Mutation of the Aedes aegypti has added to the problem. According to Dr Pun, the mosquitoes that used to be active only during the day are now also seen during the night. 

Although an adult mosquito can only survive a temperature between 10 to 35 degree Celsius, the larvae of the mosquito can survive even in minus degrees.

With suitable temperatures and favorable environments, based on the recent trends, it is likely that the dengue outbreak will occur every two years.

However, with the temperatures of the valley dropping, the problem of dengue will gradually decrease. Due to extreme hot temperatures in Tarai, this time, dengue didn’t spread rapidly, according to Dr Dhimal. He also considers the problem of solid waste management an important factor for increasing dengue infection in the capital city.

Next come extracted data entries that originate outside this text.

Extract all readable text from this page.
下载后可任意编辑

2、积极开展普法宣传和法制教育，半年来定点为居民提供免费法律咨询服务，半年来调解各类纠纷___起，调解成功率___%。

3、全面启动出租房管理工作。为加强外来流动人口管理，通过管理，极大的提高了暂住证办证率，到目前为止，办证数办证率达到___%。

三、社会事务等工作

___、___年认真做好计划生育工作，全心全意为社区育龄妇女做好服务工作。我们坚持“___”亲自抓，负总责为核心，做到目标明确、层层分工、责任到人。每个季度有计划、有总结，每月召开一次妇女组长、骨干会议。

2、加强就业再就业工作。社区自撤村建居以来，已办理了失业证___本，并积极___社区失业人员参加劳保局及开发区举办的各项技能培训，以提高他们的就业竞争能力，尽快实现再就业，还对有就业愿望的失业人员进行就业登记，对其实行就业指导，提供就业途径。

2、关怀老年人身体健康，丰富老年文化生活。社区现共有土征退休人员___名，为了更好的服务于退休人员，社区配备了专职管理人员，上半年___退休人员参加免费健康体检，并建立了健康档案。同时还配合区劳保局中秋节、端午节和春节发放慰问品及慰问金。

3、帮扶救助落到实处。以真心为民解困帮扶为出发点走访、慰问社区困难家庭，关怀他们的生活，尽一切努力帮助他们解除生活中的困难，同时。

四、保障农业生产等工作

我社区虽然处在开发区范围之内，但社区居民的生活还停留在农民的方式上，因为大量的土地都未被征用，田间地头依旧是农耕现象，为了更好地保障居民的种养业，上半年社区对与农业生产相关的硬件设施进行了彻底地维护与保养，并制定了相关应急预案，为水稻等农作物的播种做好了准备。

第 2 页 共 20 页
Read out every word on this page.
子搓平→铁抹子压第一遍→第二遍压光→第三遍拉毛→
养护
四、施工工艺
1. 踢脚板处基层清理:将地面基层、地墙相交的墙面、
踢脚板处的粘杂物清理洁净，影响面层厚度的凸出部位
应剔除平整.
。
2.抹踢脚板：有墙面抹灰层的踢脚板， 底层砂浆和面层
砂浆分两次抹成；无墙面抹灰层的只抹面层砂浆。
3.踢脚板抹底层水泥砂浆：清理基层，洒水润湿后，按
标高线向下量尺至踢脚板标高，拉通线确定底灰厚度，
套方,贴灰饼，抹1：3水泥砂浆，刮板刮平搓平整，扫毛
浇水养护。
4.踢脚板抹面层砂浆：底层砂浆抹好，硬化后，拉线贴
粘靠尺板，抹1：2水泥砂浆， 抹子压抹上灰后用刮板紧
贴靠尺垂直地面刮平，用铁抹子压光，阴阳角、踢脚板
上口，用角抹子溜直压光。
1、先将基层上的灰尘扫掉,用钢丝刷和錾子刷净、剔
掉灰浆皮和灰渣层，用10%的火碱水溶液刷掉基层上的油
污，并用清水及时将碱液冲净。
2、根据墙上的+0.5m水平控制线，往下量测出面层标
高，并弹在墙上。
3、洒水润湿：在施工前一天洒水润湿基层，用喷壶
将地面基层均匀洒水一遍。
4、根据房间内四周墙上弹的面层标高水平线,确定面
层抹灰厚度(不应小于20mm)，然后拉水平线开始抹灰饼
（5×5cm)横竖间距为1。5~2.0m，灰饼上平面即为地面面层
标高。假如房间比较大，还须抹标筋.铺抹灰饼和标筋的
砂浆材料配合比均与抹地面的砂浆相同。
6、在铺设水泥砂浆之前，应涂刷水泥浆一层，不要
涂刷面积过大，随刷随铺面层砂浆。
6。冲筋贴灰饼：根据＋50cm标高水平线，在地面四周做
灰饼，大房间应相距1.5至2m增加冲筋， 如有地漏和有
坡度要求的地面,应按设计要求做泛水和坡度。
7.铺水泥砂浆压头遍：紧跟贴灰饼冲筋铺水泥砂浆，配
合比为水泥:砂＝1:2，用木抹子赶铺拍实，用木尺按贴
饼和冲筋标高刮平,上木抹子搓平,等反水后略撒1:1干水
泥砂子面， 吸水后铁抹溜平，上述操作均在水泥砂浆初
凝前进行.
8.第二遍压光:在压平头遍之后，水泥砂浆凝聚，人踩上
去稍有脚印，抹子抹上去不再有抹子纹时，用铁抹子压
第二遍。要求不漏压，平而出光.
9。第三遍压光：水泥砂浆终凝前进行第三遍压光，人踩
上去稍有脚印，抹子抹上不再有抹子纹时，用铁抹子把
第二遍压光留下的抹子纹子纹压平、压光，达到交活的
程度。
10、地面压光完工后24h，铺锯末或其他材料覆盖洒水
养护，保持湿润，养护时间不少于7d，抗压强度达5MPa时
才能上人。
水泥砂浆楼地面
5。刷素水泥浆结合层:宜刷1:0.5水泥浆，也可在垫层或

The problem of vector-borne disease like dengue is not only observed in Nepal but also other Himalayan countries. Factors like altitude, temperature, rainfall and relative humidity have a greater role in spreading such diseases including Chikungunya.

There is a definite possibility of vector borne disease like dengue spreading in coming years, say virologists and public health experts. While the problem of climate change is growing, the government hasn’t taken any concrete measures for mitigating the spread of dengue.

An estimate of the World Health Organization shows that 70 percent of the total population living in Asia are at the risk of catching vector-borne disease like dengue. Globally, 100-400 million people are suffering from dengue infection annually, according to the WHO.